Für die Personalberaterin Anke Baron beginnt der Prozess des „AnBord-Nehmens“spätestens mit dem Vorstellungsgespräch: „Unternehmen sollten klarmachen: Was ist der Sinn der Stelle und der Tätigkeit? Warum gibt es das Unternehmen? Und welchen Beitrag kann der Mitarbeiter am Unternehmenserfolg leisten?“Das sei ein wichtiger Faktor für die spätere Bindung.
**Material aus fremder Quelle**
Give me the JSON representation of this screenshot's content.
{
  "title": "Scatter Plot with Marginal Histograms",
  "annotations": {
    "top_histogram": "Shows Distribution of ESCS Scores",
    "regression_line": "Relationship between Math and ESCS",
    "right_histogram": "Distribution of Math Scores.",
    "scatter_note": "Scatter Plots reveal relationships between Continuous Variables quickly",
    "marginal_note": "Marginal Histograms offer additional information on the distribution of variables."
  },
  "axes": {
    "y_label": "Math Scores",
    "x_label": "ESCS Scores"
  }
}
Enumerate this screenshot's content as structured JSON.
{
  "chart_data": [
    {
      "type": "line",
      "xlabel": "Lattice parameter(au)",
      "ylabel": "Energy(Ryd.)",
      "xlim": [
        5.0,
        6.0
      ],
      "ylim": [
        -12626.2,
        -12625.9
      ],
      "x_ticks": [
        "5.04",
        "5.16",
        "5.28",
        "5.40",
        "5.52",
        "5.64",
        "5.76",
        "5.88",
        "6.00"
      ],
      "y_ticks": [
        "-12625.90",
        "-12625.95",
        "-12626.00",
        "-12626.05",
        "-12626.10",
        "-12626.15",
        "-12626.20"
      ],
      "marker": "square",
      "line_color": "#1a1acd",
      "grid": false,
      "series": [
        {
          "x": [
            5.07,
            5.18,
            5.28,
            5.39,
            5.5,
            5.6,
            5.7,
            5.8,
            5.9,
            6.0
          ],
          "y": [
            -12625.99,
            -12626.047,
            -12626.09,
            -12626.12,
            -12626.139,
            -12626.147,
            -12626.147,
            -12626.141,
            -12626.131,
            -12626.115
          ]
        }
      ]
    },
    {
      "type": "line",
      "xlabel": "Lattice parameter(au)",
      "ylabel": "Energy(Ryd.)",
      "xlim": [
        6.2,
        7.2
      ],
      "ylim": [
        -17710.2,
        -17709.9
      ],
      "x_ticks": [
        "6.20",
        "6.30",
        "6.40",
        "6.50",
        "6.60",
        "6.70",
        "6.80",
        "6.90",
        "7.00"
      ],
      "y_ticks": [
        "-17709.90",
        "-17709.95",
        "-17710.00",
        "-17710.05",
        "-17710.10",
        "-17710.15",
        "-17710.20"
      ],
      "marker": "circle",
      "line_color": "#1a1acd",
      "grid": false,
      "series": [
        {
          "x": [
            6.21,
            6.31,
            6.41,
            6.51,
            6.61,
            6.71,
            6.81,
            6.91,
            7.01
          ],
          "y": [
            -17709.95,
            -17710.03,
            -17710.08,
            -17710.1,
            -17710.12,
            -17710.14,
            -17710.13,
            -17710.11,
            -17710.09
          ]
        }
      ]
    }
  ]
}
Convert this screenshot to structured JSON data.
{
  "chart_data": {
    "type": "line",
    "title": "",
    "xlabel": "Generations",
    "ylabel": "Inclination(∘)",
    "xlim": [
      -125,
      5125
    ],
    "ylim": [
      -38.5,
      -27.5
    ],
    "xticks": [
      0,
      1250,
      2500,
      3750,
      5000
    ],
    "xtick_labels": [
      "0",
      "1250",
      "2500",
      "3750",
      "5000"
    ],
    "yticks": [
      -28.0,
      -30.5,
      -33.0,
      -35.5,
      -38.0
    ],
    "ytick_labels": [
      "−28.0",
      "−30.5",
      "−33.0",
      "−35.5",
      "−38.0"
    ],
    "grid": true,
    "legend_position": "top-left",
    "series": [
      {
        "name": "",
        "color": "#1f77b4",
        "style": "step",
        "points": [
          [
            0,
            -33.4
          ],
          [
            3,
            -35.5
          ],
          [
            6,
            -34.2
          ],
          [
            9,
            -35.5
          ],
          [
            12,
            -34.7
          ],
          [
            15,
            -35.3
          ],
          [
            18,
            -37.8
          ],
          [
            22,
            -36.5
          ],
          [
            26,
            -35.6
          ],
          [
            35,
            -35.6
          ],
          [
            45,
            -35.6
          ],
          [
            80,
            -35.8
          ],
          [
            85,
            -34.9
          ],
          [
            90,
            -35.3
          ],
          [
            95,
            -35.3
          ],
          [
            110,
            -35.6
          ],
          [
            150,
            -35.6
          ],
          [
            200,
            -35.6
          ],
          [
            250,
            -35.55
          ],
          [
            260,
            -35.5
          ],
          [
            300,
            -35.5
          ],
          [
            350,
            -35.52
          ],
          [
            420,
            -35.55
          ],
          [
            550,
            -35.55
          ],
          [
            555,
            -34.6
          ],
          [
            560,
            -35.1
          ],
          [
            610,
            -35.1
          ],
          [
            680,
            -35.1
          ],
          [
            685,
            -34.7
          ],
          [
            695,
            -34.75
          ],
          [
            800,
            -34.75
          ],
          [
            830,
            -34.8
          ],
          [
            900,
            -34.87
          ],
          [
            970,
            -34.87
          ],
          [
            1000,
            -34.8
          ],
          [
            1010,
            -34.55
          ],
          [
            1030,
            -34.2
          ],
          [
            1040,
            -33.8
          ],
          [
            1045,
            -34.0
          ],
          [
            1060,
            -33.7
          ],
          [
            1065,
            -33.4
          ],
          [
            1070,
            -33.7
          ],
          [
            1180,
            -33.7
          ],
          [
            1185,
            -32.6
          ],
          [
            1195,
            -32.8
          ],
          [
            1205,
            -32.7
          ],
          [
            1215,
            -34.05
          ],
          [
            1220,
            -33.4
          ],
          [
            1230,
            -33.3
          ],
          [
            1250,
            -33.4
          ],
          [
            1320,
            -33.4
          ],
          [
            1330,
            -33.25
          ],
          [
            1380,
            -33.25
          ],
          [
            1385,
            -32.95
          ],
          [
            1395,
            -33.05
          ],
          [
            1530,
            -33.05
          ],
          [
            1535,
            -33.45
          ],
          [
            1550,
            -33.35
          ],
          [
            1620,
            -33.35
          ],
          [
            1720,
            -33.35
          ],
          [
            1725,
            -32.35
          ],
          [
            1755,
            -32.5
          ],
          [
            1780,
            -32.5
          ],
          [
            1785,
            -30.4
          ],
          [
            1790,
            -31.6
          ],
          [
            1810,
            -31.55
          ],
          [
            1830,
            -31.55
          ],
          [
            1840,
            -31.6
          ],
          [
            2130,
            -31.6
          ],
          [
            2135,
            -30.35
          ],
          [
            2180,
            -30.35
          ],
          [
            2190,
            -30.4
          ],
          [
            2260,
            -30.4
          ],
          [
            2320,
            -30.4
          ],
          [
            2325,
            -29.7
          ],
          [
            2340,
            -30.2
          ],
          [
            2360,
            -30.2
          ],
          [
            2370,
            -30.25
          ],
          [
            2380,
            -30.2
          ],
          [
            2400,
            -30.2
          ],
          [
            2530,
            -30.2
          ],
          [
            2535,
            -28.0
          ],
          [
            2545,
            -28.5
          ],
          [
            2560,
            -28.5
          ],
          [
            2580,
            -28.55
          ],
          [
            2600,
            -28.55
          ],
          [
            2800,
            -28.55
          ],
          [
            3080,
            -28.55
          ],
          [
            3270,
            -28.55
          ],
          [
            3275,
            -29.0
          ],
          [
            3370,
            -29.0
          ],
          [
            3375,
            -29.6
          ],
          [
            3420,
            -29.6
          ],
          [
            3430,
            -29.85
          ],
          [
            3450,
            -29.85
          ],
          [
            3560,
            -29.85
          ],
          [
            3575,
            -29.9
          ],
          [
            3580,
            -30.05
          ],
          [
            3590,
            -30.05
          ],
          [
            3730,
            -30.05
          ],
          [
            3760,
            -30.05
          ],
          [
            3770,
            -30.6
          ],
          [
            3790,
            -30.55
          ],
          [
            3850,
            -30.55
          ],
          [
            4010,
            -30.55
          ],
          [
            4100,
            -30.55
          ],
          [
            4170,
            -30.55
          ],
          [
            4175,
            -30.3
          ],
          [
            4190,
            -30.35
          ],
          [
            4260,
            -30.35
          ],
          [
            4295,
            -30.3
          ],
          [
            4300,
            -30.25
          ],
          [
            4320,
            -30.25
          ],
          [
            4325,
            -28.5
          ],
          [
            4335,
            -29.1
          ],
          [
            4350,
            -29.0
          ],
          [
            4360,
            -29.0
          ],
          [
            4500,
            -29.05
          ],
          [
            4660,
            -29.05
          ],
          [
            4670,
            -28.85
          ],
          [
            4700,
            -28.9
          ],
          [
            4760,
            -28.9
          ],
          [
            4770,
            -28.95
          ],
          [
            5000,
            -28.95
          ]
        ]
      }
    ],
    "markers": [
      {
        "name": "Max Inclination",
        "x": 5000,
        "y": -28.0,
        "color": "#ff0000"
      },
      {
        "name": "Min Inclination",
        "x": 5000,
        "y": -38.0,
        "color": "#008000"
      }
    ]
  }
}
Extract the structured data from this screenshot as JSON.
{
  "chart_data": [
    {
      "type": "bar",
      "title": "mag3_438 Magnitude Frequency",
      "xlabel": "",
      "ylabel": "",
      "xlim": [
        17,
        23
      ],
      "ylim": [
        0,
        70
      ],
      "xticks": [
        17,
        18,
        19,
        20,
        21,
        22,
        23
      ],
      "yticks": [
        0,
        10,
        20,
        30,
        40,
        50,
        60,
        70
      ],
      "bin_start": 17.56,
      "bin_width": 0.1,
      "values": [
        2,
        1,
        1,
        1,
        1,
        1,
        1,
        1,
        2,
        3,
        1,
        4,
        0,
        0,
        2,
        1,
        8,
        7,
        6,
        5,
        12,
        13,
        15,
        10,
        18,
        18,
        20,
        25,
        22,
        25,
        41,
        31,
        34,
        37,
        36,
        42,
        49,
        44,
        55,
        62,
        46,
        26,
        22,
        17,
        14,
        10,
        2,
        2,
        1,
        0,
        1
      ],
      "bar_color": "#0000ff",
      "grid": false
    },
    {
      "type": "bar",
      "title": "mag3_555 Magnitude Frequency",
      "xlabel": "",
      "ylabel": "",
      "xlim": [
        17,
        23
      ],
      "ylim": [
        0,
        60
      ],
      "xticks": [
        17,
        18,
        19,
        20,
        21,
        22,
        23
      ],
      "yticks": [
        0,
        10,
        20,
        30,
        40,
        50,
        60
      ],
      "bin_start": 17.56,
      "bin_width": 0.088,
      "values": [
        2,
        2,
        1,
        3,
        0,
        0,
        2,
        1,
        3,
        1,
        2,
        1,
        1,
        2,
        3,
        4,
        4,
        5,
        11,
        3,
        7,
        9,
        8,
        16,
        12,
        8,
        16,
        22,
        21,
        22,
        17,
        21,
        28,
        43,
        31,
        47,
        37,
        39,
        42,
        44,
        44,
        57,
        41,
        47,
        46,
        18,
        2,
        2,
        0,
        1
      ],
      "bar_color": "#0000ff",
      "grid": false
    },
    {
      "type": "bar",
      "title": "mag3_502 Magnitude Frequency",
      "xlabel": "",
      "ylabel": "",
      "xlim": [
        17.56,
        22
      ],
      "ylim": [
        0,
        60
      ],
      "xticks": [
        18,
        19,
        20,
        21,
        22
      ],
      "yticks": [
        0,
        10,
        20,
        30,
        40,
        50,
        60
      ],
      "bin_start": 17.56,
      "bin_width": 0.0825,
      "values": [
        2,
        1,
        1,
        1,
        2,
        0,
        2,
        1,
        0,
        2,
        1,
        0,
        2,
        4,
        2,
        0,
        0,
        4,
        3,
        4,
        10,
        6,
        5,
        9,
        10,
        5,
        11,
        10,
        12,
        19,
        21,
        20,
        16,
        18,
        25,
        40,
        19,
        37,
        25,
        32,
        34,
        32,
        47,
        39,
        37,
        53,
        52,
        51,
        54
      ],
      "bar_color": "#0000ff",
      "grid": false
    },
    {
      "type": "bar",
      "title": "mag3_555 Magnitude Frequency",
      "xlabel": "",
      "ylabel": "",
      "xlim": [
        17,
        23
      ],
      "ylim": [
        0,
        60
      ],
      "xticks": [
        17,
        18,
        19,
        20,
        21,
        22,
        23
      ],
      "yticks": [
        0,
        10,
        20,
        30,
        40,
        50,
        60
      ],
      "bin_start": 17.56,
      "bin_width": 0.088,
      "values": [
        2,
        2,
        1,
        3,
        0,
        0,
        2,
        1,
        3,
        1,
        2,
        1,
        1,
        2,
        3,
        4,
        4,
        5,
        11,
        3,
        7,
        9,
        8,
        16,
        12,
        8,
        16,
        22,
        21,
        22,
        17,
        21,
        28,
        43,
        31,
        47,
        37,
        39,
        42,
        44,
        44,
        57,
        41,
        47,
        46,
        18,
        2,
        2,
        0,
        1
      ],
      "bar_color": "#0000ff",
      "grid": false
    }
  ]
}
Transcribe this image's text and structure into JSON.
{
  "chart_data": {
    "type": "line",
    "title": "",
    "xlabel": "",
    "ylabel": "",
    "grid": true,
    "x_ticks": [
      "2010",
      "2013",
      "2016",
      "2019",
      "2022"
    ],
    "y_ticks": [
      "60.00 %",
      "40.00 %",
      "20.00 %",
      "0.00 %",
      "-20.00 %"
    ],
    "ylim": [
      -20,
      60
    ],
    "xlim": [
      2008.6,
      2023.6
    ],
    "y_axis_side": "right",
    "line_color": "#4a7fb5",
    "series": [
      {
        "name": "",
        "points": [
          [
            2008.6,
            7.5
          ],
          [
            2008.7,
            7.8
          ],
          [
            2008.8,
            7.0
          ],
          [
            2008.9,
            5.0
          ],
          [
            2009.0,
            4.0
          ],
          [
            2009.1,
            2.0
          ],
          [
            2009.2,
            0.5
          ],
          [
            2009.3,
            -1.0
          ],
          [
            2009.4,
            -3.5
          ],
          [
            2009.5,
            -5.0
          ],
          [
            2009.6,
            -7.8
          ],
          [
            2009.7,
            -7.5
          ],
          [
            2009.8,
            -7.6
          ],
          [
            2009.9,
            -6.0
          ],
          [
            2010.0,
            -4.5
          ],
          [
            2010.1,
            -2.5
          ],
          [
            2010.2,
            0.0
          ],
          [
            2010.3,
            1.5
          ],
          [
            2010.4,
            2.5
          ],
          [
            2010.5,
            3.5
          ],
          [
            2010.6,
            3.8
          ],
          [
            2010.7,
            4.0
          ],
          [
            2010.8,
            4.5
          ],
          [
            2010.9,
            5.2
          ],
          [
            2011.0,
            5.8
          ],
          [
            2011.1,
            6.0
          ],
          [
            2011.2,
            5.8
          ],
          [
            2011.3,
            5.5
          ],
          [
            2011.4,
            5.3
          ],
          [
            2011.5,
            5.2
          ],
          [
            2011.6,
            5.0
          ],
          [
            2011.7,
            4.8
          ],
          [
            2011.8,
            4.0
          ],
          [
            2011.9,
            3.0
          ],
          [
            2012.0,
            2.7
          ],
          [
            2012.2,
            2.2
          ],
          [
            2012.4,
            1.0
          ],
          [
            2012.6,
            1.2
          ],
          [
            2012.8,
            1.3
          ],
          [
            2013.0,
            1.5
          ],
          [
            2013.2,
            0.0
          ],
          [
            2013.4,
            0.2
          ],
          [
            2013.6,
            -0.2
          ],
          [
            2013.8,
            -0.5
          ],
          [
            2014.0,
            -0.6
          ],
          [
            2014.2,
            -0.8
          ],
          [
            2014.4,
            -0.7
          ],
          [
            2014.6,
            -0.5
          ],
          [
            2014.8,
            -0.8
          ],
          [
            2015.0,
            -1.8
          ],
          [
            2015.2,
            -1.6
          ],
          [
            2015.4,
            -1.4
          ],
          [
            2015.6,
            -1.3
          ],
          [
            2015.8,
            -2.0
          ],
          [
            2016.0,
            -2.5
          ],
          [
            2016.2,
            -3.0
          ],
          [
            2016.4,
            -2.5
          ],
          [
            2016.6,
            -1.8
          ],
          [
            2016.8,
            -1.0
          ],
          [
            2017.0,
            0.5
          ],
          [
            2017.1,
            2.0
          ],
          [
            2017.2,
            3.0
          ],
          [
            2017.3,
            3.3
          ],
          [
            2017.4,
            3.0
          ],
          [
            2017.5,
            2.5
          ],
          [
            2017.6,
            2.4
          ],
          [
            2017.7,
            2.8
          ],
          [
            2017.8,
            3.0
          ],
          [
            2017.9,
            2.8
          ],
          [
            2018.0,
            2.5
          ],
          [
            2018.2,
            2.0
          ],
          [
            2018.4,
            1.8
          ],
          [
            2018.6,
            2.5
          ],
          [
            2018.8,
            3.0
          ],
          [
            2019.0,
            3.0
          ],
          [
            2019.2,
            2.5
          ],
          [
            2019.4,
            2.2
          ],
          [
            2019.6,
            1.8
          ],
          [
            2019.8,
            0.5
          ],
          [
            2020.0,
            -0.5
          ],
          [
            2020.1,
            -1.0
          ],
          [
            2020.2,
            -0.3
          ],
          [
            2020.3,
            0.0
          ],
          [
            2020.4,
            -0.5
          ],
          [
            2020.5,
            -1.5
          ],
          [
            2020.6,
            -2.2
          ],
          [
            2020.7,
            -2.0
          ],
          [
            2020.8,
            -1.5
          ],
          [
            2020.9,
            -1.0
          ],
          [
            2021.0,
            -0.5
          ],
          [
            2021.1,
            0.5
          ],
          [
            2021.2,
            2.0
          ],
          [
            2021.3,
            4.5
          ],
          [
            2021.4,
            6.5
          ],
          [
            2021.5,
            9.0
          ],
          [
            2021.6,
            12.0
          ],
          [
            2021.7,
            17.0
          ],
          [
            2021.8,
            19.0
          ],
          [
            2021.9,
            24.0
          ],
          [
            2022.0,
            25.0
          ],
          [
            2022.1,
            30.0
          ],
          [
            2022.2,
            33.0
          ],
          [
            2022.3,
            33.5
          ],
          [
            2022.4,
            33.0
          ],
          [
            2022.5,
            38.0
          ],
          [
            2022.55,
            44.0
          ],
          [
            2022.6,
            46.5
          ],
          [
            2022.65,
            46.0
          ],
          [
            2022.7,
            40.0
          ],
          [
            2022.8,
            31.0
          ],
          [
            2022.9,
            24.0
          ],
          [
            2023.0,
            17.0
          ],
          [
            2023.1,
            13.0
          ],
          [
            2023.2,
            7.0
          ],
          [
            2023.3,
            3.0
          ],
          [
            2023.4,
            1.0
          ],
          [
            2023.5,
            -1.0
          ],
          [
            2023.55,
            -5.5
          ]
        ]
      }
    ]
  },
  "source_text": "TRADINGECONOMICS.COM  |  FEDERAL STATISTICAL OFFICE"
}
Klappt es mit Zusage und Vertragsunterzeichnung, sollte bis zum Arbeitsantritt keine Funkstille herrschen. Im sogenannten Preboarding sei wertschätzender, persönlicher Kontakt wichtig, sagt Baron. Dazu gehöre die Einarbeitungsplanung, erste Zielsetzungen und eine stringente Kommunikation. Aber auch kleine Gesten könnten helfen: etwa eine Einladung zum virtuellen Teammeeting, oder ein kurzes Video vorab, in dem sich das Team kurz vorstellt.
Wie wichtig diese Phase ist, zeigt eine 2019 veröffentlichte Studie des Wirtschaftsverlags Haufe unter über 600 Personalverantwortlichen: 30 Prozent der befragten Unternehmen berichteten von Kündigungen. Am ersten Tag sollte nicht nur die technische Ausstattung funktionieren und ein Arbeitsplatz zur Verfügung stehen. Es sollte auch klar sein, wer Ansprechpartner ist. „Onboarding ist eine gemeinschaftliche Aufgabe – aber wichtig ist, dass es eine Person in der Hand hat“, sagt Baron.
Noch ist das nicht bei allen Unternehmen der Fall: Der Haufe-Umfrage zufolge gibt es in jedem fünften Unternehmen niemanden, der den Onboarding-Prozess konzipiert und vorantreibt.
Anke Baron, Personalberaterin
Das Onboarding muss dabei nicht unbedingt Führungsaufgabe sein, betont Psychologe Moser. Führungskräfte könnten zwar auf die Ziele des Onboarding-Prozesses „einzahlen“: „Aber auch andere können hier beteiligt werden oder spezielle Aufgaben übernehmen.“Etwa Ausbilder, Personalreferenten oder Teammitglieder.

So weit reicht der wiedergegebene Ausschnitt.